Once you’ve located the pads, you will be instructed to place them on the person’s chest as shown in the images that are within the pack.
The images will show one pad on the left side of the chest under their armpit and the second pad underneath the collar bone on the right side of the chest.
IMPORTANT NOTE: It is crucial that you place the pads on the person’s bare chest. They should not be placed over clothing as the shock will be ineffective and won’t work.
Step three – The AED will now analyse the patient’s heart rhythm. No one must touch the patient at this time so that the machine can get a correct reading. Ensure people are stood away from the patient, shouting ‘stand clear’ if required.
The machine will determine if a shock is needed. If it is, it will say ‘Shock advised. Charging. Stand clear’.
At this point, you need to check no one is in contact with the person again and clearly, shout ‘Stand Clear’.
Step 4 – Once the unit has finished charging, it will tell you to press the flashing shock button, which will flash on the front of the AED. Press this button to administer the shock.
Step 5 – After you have given the shock to the patient, the machine will tell you when it’s finished, when it’s safe to touch them, and when to start CPR.

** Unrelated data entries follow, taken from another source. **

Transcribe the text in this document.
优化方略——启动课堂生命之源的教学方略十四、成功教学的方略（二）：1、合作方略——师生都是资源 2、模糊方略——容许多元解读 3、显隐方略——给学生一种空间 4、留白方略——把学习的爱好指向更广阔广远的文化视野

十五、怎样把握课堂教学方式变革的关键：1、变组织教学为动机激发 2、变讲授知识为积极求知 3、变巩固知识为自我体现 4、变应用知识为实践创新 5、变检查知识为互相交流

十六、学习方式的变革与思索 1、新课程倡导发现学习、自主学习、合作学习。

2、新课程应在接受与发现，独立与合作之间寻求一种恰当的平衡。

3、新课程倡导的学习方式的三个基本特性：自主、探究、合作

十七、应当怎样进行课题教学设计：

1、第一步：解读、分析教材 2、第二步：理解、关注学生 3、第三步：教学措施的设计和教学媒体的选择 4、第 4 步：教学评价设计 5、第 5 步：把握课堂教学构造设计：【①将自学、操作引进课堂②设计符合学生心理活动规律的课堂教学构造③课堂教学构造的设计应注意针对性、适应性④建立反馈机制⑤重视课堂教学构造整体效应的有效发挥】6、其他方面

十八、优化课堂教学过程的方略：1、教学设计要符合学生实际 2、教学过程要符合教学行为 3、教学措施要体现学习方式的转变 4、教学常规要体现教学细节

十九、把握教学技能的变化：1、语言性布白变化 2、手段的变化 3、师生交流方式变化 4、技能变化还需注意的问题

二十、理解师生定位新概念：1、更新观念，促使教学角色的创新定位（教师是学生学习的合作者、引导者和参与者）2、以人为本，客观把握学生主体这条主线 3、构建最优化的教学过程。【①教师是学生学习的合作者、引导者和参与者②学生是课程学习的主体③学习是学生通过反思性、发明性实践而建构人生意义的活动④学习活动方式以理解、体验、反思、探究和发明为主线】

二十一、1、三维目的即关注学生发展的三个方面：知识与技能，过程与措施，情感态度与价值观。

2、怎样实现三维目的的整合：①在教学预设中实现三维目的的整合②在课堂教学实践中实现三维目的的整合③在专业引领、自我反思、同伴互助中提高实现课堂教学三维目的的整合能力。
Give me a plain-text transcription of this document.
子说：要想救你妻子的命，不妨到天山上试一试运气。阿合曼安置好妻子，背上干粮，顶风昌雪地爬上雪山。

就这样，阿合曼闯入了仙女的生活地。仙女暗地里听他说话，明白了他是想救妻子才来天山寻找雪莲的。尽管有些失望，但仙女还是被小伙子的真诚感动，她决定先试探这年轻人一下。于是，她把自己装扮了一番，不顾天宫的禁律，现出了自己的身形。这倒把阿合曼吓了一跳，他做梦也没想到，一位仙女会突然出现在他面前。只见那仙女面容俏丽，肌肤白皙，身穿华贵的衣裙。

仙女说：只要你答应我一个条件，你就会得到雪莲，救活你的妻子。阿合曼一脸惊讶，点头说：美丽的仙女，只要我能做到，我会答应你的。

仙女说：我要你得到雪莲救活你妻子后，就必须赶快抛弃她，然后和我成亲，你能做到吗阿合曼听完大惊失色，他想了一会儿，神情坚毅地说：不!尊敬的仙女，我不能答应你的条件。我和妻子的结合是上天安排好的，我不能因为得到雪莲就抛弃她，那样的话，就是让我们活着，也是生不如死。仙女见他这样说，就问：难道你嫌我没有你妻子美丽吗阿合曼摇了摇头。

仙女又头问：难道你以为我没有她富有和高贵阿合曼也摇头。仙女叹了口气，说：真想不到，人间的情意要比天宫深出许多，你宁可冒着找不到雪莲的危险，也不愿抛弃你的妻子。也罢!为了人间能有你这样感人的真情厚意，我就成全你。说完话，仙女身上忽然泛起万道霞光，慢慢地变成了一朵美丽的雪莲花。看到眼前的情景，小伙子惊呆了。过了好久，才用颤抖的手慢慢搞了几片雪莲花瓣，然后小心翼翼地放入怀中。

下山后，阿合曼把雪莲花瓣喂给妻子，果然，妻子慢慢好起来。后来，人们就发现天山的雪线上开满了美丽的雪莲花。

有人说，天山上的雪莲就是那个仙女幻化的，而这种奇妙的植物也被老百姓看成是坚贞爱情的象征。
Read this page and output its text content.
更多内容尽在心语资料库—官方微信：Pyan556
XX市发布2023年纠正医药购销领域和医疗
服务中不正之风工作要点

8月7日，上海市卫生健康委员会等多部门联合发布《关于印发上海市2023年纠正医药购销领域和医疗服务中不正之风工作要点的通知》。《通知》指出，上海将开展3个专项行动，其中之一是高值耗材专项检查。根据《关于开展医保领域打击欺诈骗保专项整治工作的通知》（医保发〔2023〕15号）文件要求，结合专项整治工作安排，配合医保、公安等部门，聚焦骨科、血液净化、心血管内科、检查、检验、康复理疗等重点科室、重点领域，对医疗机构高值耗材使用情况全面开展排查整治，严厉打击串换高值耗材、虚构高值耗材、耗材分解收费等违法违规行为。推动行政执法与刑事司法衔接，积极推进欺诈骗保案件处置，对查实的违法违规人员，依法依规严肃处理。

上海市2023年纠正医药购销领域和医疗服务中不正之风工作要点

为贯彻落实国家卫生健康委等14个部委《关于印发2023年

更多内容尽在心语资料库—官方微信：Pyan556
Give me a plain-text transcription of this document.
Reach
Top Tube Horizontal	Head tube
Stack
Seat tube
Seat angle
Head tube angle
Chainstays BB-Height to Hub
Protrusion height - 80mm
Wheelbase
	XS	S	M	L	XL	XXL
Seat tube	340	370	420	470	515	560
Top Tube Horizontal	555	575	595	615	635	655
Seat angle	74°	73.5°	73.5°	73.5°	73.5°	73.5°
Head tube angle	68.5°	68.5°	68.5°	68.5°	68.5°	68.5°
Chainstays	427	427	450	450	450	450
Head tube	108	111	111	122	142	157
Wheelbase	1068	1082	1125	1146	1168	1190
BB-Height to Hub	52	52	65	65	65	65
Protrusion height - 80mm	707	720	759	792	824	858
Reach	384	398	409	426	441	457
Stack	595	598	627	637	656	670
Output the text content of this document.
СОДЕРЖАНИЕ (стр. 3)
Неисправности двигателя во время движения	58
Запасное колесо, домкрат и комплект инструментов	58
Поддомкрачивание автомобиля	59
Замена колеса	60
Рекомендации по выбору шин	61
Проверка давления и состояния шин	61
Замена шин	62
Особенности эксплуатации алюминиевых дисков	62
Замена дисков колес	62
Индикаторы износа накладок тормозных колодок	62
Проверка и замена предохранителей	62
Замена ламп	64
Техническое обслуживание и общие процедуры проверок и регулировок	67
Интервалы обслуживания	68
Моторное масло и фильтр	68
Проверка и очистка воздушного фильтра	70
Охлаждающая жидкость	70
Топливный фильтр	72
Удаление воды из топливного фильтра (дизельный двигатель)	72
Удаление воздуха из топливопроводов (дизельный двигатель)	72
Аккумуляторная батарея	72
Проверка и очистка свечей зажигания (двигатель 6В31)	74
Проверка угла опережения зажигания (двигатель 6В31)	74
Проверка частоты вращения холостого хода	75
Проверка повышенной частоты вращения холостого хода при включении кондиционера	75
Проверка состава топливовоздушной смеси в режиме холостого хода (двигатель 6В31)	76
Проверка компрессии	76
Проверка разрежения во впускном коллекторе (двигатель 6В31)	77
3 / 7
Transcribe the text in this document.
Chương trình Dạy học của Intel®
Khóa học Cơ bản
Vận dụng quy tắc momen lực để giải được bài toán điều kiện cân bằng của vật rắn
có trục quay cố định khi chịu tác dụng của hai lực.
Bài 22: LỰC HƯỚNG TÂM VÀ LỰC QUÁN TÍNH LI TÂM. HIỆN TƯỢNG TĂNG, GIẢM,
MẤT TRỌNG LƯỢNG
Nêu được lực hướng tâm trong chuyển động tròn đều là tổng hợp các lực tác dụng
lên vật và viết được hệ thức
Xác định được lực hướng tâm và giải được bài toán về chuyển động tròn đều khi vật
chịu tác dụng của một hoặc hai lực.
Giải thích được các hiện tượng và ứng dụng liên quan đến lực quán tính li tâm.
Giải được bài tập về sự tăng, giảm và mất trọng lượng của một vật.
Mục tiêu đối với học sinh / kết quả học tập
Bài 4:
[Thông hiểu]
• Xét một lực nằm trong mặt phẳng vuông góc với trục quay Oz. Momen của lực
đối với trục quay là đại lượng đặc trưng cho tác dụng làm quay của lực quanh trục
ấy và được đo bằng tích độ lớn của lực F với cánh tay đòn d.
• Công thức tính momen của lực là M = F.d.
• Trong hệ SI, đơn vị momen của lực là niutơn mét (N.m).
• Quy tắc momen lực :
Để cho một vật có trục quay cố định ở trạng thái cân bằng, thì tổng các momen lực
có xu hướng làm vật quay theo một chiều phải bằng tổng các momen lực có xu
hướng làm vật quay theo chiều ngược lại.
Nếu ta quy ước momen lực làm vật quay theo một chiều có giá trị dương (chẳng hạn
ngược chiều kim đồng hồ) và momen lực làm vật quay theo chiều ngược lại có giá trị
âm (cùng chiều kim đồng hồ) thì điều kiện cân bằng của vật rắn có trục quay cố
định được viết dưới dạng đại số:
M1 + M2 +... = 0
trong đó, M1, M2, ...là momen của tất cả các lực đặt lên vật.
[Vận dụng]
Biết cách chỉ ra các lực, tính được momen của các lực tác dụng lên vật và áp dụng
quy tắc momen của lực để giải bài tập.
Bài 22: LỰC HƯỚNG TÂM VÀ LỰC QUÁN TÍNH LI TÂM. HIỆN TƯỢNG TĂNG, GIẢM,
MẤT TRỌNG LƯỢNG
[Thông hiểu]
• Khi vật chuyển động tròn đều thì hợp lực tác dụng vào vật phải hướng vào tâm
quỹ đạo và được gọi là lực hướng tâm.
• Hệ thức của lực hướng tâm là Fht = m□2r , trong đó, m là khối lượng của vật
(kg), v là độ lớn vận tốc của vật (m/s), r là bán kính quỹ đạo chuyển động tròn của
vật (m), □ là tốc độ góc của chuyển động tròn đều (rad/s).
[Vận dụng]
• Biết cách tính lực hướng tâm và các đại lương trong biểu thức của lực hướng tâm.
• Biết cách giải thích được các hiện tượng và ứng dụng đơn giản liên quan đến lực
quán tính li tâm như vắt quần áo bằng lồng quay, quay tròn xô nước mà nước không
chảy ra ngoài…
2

The device will provide a rhythm for you to match when giving CPR and will do this for two minutes when the machine will re-analyse the patient’s heart rhythm to determine if another shock is needed. The AED will continue to do this until the emergency services can take over.
It’s important to understand that each cardiac arrest may be different. It may only take one shock for the person to become responsive or bring their heart rhythm back to normal.
If this is the case, you can stop using the AED and await the emergency services to take them to hospital.
However, you might find you will need to do several rounds of shocks before they are brought back or until the emergency services arrive.